After consulting with more than 60 outside experts, Faden’s working group came up with a set of recommendations hinging on three main arguments, the first of which is that vaccines suitable for pregnant women need to be developed. Secondly, data on vaccine safety and efficacy during pregnancy should be collected, even throughout trials targeting women of childbearing age, as some women will likely become pregnant.
Finally, pregnant women living in high risk areas who stand to benefit from Zika vaccine trials should have access to them. Researchers would conduct the trials in high risk areas to glean, as quickly as possible, if there’s a protective effect. Contingency plans, such as implementing systems for monitoring women’s health and compensation policies in the case of vaccine-related injury, can ensure that such trials are done responsibly, says Caplan.
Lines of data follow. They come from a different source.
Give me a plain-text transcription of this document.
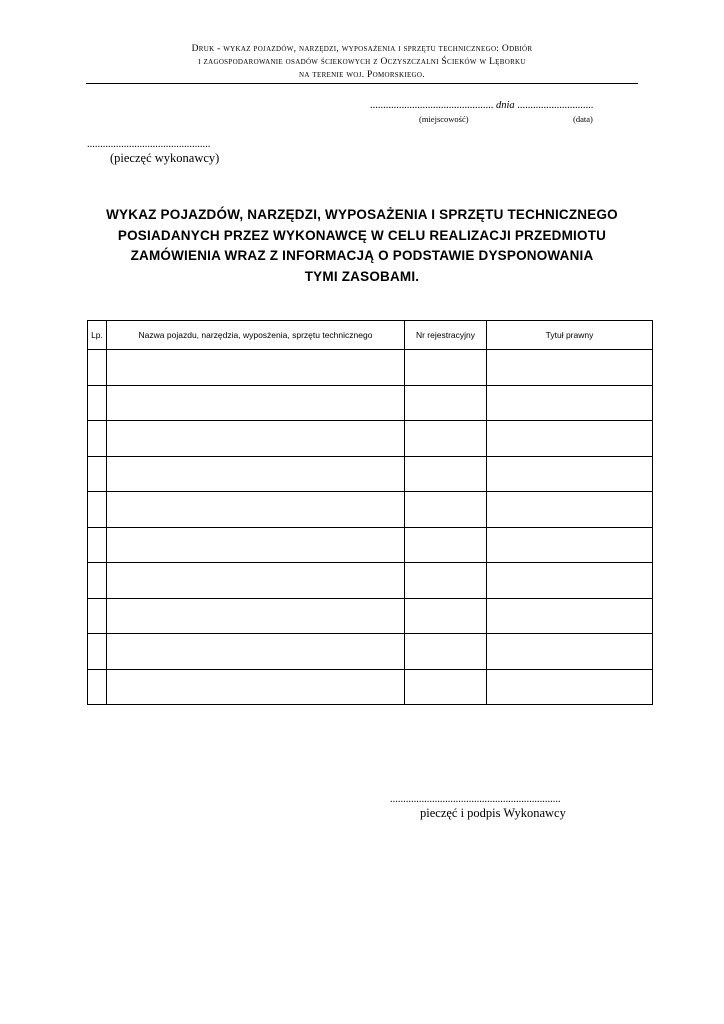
Druk - wykaz pojazdów, narzędzi, wyposażenia i sprzętu technicznego: Odbiór
i zagospodarowanie osadów ściekowych z Oczyszczalni Ścieków w Lęborku
na terenie woj. Pomorskiego.
............................................... dnia .............................
(miejscowość)	(data)
...............................................
(pieczęć wykonawcy)
WYKAZ POJAZDÓW, NARZĘDZI, WYPOSAŻENIA I SPRZĘTU TECHNICZNEGO
POSIADANYCH PRZEZ WYKONAWCĘ W CELU REALIZACJI PRZEDMIOTU
ZAMÓWIENIA WRAZ Z INFORMACJĄ O PODSTAWIE DYSPONOWANIA
TYMI ZASOBAMI.
Lp.	Nazwa pojazdu, narzędzia, wyposżenia, sprzętu technicznego	Nr rejestracyjny	Tytuł prawny

.................................................................
pieczęć i podpis Wykonawcy
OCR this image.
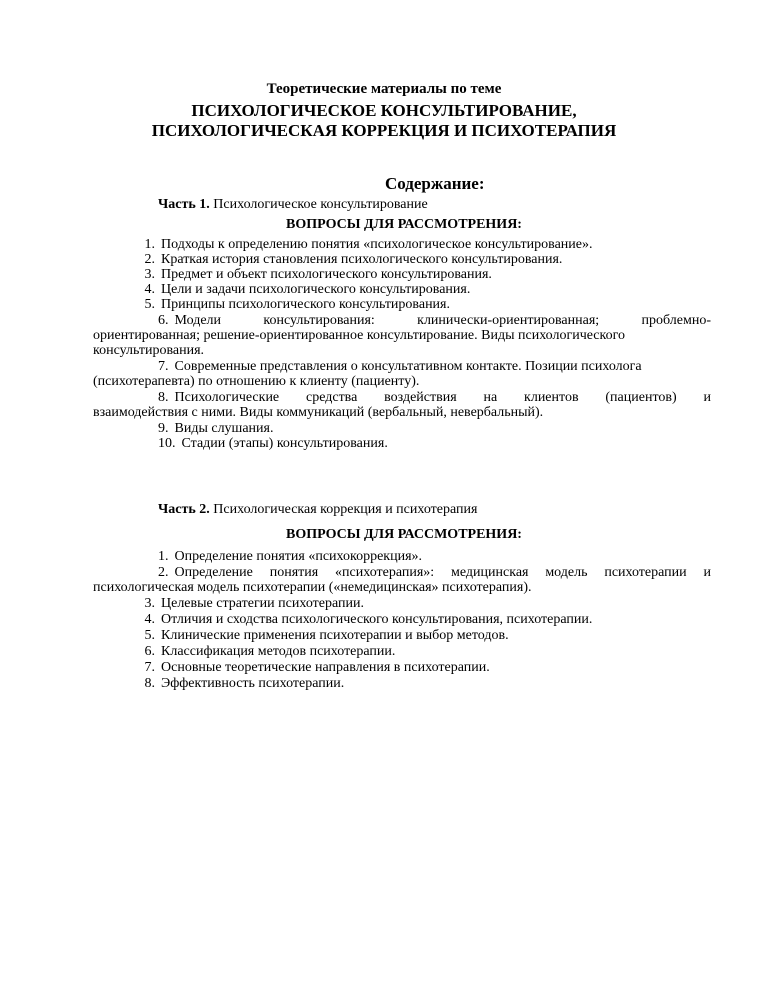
Теоретические материалы по теме
ПСИХОЛОГИЧЕСКОЕ КОНСУЛЬТИРОВАНИЕ,
ПСИХОЛОГИЧЕСКАЯ КОРРЕКЦИЯ И ПСИХОТЕРАПИЯ
Содержание:
Часть 1. Психологическое консультирование
ВОПРОСЫ ДЛЯ РАССМОТРЕНИЯ:
1. Подходы к определению понятия «психологическое консультирование».
2. Краткая история становления психологического консультирования.
3. Предмет и объект психологического консультирования.
4. Цели и задачи психологического консультирования.
5. Принципы психологического консультирования.
6. Модели	консультирования:	клинически-ориентированная;	проблемно-
ориентированная; решение-ориентированное консультирование. Виды психологического
консультирования.
7. Современные представления о консультативном контакте. Позиции психолога
(психотерапевта) по отношению к клиенту (пациенту).
8. Психологические средства воздействия на клиентов (пациентов) и
взаимодействия с ними. Виды коммуникаций (вербальный, невербальный).
9. Виды слушания.
10. Стадии (этапы) консультирования.
Часть 2. Психологическая коррекция и психотерапия
ВОПРОСЫ ДЛЯ РАССМОТРЕНИЯ:
1. Определение понятия «психокоррекция».
2. Определение понятия «психотерапия»: медицинская модель психотерапии и
психологическая модель психотерапии («немедицинская» психотерапия).
3. Целевые стратегии психотерапии.
4. Отличия и сходства психологического консультирования, психотерапии.
5. Клинические применения психотерапии и выбор методов.
6. Классификация методов психотерапии.
7. Основные теоретические направления в психотерапии.
8. Эффективность психотерапии.
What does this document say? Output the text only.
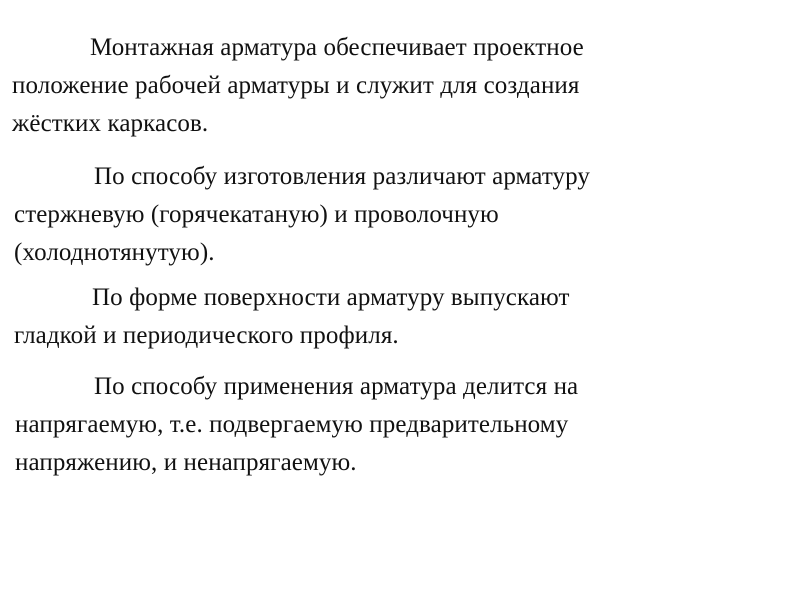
Монтажная арматура обеспечивает проектное
положение рабочей арматуры и служит для создания
жёстких каркасов.
По способу изготовления различают арматуру
стержневую (горячекатаную) и проволочную
(холоднотянутую).
По форме поверхности арматуру выпускают
гладкой и периодического профиля.
По способу применения арматура делится на
напрягаемую, т.е. подвергаемую предварительному
напряжению, и ненапрягаемую.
Even with a clearly articulated set of guidelines, says Caplan, “it’s going to take a certain amount of courage to overcome customs of excluding pregnant women.”
Who gets a vaccine?
In July of 2016, The World Health Organization (WHO) released a Zika virus vaccine target product profile (TPP), indicating that researchers should focus their efforts on creating vaccines for women of childbearing age.
“Would we have liked it better if the WHO had named pregnant women as the target population for the development of the vaccine from day one? Yes,” says Faden.
“But the WHO came around,” she says, and was pleased that their updated TPP released in February 2017 specifically identified pregnant women as a target population. “That was progress,” says Faden. SUNY’s Stephen Thomas, who was consulted in the development of the TPP, says that at the time the first one was conceived, the link between Zika and birth defects still was evolving.
“In principle, WHO supports the inclusion of pregnant women in research, especially on issues that are relevant to them, which is the case for Zika, provided that adequate protections are in place including a robust risk benefit analysis and a well thought through consent process,” says acting WHO media coordinator Monika Gehner, in a statement emailed to The Scientist.
Since issuing its guidance, Faden’s group has begun a related project on the inclusion of pregnant women in vaccine research and development for emerging pathogens. “It’s profoundly unfair for there not to be vaccines that pregnant women can take when there are outbreaks or epidemics,” says Faden. “There’s nothing about pregnancy that keeps you from getting an infectious disease.”
See J.M. Richner et al., “Vaccine Mediated Protection Against Zika Virus-Induced Congenital Disease,” Cell, doi: 10.1016/j.cell.2017.06.040, 2017.